Steroids expert and Penn State prof Charles Yesalis, and "Game of Shadows" authors Lance Williams & Mark Fainaru-Wada shared a stage in State College PA to discuss steroids and PEDs. Report here (Pittsburgh and Tribune-Review) here(PSU Collegian), and here (personal blog). In a startling statement Dr. Yesalis stated that 90-95% of NFL players used HGH (and PEDs).
Authors Mark Fainaru-Wada and Lance Williams, whose 2006 book "Game of Shadows" exposed baseball's steroids problem, and two Penn State professors spent two hours probing the issue. Rules of the legal, moral and ethical kind have been broken by steroid-users, yet two years after the book's publication, and with steroid-use revelations continuing in baseball and other sports, there are those who don't even consider using performance-enhancing drugs as cheating.
"It is unquestionably cheating," Fainaru-Wada said, addressing the competitive question. "They are banned for a reason. They work."
Interesting observations that fans under-4o don't consider the use of PEDs as 'cheating'.
"The notion of an athlete breaking the law is problematic -- at least to some people," he (Fainaru-Wada) said.
"Some" is the operative word in that statement, according to Penn State professor Dr. Charles Yesalis, an expert on performance-enhancing drugs.
"I've seen numerous fans say, 'I don't care. I just want to be entertained,' " Dr. Yesalis said. "I've talked to a lot of young people. They aren't bent out of shape about this.
"I think in the under-40 crowd, it's strictly entertainment, and if they use drugs to make it more entertaining, whatever."
(more after the jump)
Lance Williams addressed fan reaction to drug charges:
"There's tremendous fan resistance to hearing your local star player is a drug cheat.," Williams said.

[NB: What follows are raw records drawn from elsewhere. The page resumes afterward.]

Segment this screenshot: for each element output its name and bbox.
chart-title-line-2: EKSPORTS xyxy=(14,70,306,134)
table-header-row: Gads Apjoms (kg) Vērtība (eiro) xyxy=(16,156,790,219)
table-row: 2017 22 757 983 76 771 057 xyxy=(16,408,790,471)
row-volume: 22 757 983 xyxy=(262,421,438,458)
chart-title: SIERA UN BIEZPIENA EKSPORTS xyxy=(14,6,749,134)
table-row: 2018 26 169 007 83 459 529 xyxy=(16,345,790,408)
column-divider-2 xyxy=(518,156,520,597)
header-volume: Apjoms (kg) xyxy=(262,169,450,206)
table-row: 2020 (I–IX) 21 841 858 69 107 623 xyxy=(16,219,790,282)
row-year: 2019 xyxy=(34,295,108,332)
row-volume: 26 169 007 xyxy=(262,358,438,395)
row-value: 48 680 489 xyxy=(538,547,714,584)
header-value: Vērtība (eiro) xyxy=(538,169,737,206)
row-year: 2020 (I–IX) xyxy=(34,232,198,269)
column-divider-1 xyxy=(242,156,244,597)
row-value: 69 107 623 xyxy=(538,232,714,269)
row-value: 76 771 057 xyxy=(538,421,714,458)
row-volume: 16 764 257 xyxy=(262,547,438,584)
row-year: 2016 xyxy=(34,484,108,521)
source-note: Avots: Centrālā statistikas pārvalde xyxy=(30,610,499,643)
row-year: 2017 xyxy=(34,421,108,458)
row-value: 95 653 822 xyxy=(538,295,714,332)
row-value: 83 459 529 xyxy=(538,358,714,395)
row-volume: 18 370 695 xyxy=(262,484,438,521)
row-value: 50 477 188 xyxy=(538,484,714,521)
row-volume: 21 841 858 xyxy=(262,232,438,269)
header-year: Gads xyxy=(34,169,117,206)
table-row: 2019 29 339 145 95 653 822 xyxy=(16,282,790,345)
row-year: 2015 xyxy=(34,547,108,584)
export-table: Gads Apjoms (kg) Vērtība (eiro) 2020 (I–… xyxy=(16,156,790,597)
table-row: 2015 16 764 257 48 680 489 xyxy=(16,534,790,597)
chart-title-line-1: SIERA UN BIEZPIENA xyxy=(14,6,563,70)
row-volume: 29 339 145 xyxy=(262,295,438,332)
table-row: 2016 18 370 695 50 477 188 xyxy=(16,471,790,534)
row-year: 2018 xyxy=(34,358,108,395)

Mostly now, the critics have taken a tack of denying the significance of steroid-abuse, or questioning whether using performance-enhancing drugs should be banned at all.
Sports are right to ban the drugs, Williams said, because of, "the way they punt the performance standards way out of the ballpark, to mix sports metaphors."
Williams continued, "Baseball is at its peril if it thinks it can shine the fans on without addressing the problem."
How about drug testing?
Baseball and other sports, both professional and amateur, trumpet their drug-testing programs as proof that steroids abuse is being eliminated, but Dr. Yesalis disputed those claims.
"It's a facade," he said. "If you're really stupid, you'll flunk ( a drug test). Those people who are not really stupid, don't. Even at the collegiate level, I've heard anecdotes that very promising people can get help to make sure they don't flunk their drug tests."
The Collegian reports on part of the moral problem of steroid use:
"A player should not be required to make this so-called 'deal with the devil,' " Fainaru-Wada said. "[A player] shouldn't have to decide whether to take this array of performance enhancing drugs that conceivably could impact him physically simply because he wants to compete at this level."
The panel agreed the main reason steroids are such a prevalent problem is because they work.
Yesalis spoke about his experience as a former strength coach, explaining that once the body reaches a certain size, its almost impossible to add much more than three or four pounds of muscle per year. But steroids, he said, can "take you places you never could naturally."
Fainaru-Wada and Yesalis dropped some bombs:
While the journalists' efforts have sparked countless federal investigations into the use of steroids in baseball, Fainaru-Wada said other sports have done very little, even turning a "blind eye" to the problem.
He cited the National Football League's astute public relations tactics as reason why the league "skated on the issue."
"You look at these guys, these are not the normal human beings that we all coexist with. Some 300-pound guy running a 4.4 in the 40 is not normal," Fainaru-Wada said.
"There's a societal sort of acceptance that the NFL is a different animal and there's not as much of a push on that."
While the panel agreed the NFL has avoided major problems thus far, Yesalis said that the NCAA has been the luckiest group of them all.
He cited his personal experiences and the similarities between the sizes of college and professional offensive lines as support for his opinion.
"I've personally briefed the chief councils that have had [NCAA drug testing] hearings and they know the loopholes in the NCAA drug-testing program," Yesalis said. "They aren't going to touch that with a 10-foot poker."
While the panel agreed steroids are a problem, they attempted to debunk society's perceptions of steroid use.
Much of the public believes only a few athletes in each league are juicing, Yesalis said. But he said the reality is that it's a far more rampant problem than most believe, adding he estimates 90-to-95 percent of NFL players are using human growth hormone.
And the Tour de France:
(Yesalis) "There's a significant number of sports where there's only a few good apples in the barrel and you ain't never heard of them because they're not winning," Yesalis said. "I find it inconceivable that you could win the Tour de France anytime, ever, without drugs. "These drugs work so dramatically well. I just simply cannot tell you how we have so many big athletes."